In true 1960s fashion, Ms. Rainer’s choreography encompasses the dancers’ ostensibly impromptu time outs and warm-ups. Sometimes the dancers performed original choreography by Ms. Rainer – in a characteristically quotidian movement language – while a television set broadcast a per formance of the real “Agon.” The “H.M.”in the title of Ms.Rainer’s piece refers to Henry Mancini, whose “Pink Panther” theme made up an oxymoronic coda to the Stravinsky. This gave the dancers a couple of minutes to shake out the knotty entanglements they quoted from “Agon.”


“Sourcing Stravinsky” opened with David Neumann’s “hit the deck. (studies and accidents),” an anarchic romp performed by the Advanced Beginner Group. This piece was rife with amusing sight and audio gags. Next came Ronnie Harris’s “Heaven,” performed by the Collective, which tied Stravinsky’s “Rite of Spring” to the demotic. In it, a pack of prowling street girls vanquishes a male who falls into their clutches; this suggested the tribe of Bachantes who destroy Orpheus, a legend that Stravinsky and Balanchine turned into a ballet in 1948.


The first half concluded with Dayna Hanson and Linas Phillips’s performance of their “Track 11,” a send-up of the adoration of celebrities and the trivialization of great artists, and by extension, important subjects of any kind, by shallow contemporary new outlets. A video trailer showed footage of Stravinsky conducting, facetious paeans to his work on behalf of the homeless, including an interview with an apparently indigent man who recalled hanging out with him. “People were like – ‘Whoaaa …’ ” when they heard Stravinsky, Mr. Phillips informed us as he brandished a microphone and launched into something of a stand-up comedy monologue.

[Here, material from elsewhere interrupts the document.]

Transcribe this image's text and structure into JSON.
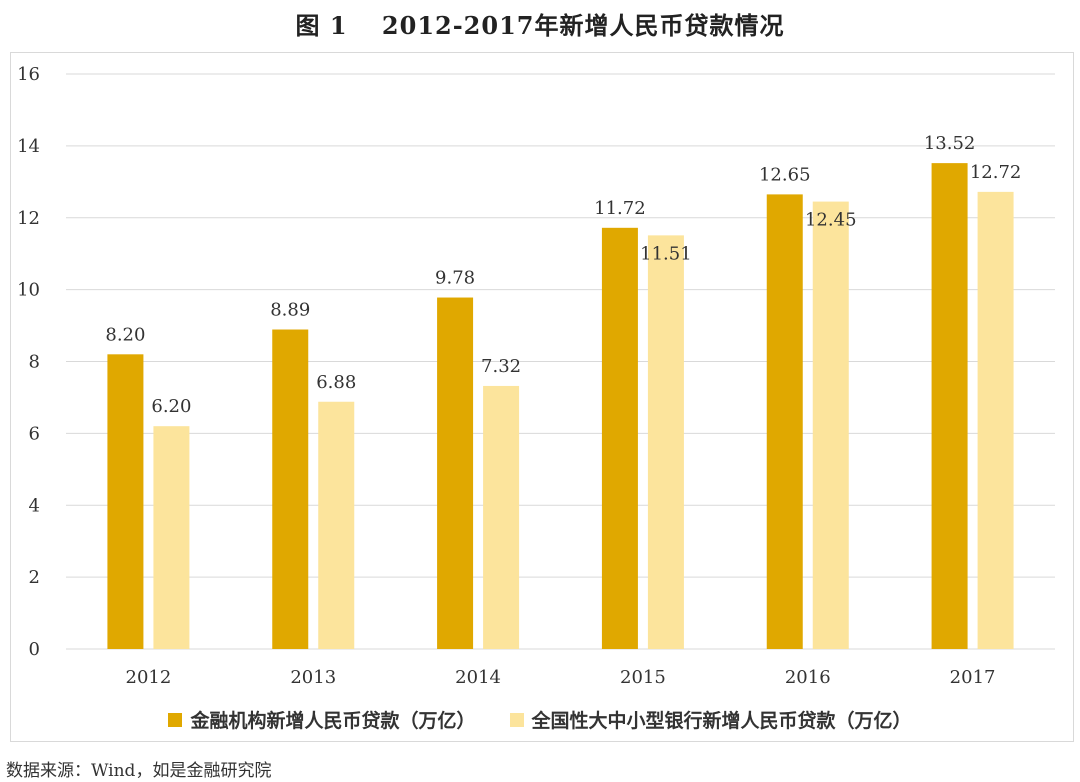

After the intermission, Cynthia Hopkins offered her “Tsimtsum,” a performance piece that is mostly solo, in which she assumed the persona of an outlandish poete maudite. Dressed in a “Lost in Space” robot carapace, she intoned in a piping, childish voice ironic and mournful ruminations on the plight of humankind. The message was so somber, and the pace so deliberate that “Tsimtsum” was a welcome and important change of pace on a program that often provoked laugh-out-loud hilarity.


Until April 22 (219 W. 19th Street, 212-924-0077).